Render RCA - 2023-12-11

Summary

Starting at 2023-12-11 20:33 UTC a Render customer in the Oregon region was subject to a Distributed Denial of Service (DDoS) botnet attack. Render uses Cloudflare to offer DDoS protection and Cloudflare immediately began blocking some but not all of the malicious traffic. The remaining traffic overloaded some components of our infrastructure. The attack ended 15 minutes later and within 8 minutes of that, all of our systems had self-recovered and began serving traffic as normal.

Impact

This outage impacted infrastructure that serves roughly a quarter of our customers in the Oregon region. The web services for these customers were unable to receive traffic responding with a 5xx HTTP errors. The total degraded service window was 23 minutes (2023-12-11 20:33 UTC to 2023-12-11 20:56 UTC), with the acute period (when no traffic was being served) for 11 minutes (2023-12-11 20:39 UTC to 2023-12-11 20:50 UTC).

Root Cause

Our Cloudflare configuration did not fully mitigate a DDoS attack against one of our customers.
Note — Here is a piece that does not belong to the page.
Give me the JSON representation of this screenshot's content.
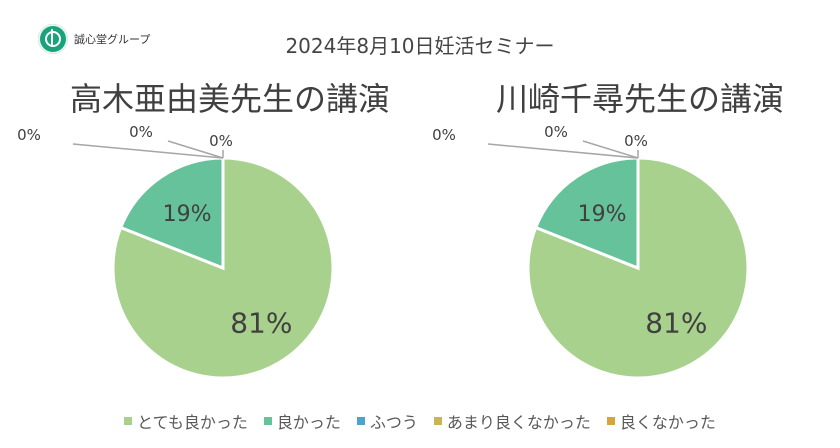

Additionally, parts of our infrastructure were not able to handle the dramatically increased load.

Mitigations

In the short term, we leveraged Cloudflare's filtering tool to guard against the resumption of the same attack.

We are also working to improve our system's responsiveness to this class of problem generally. Namely, we will be:

• Working with Cloudflare to better leverage their security tools so that our combined systems can respond more adaptively to attacks of this kind.
• Improving our infrastructure to be more resilient to these scenarios.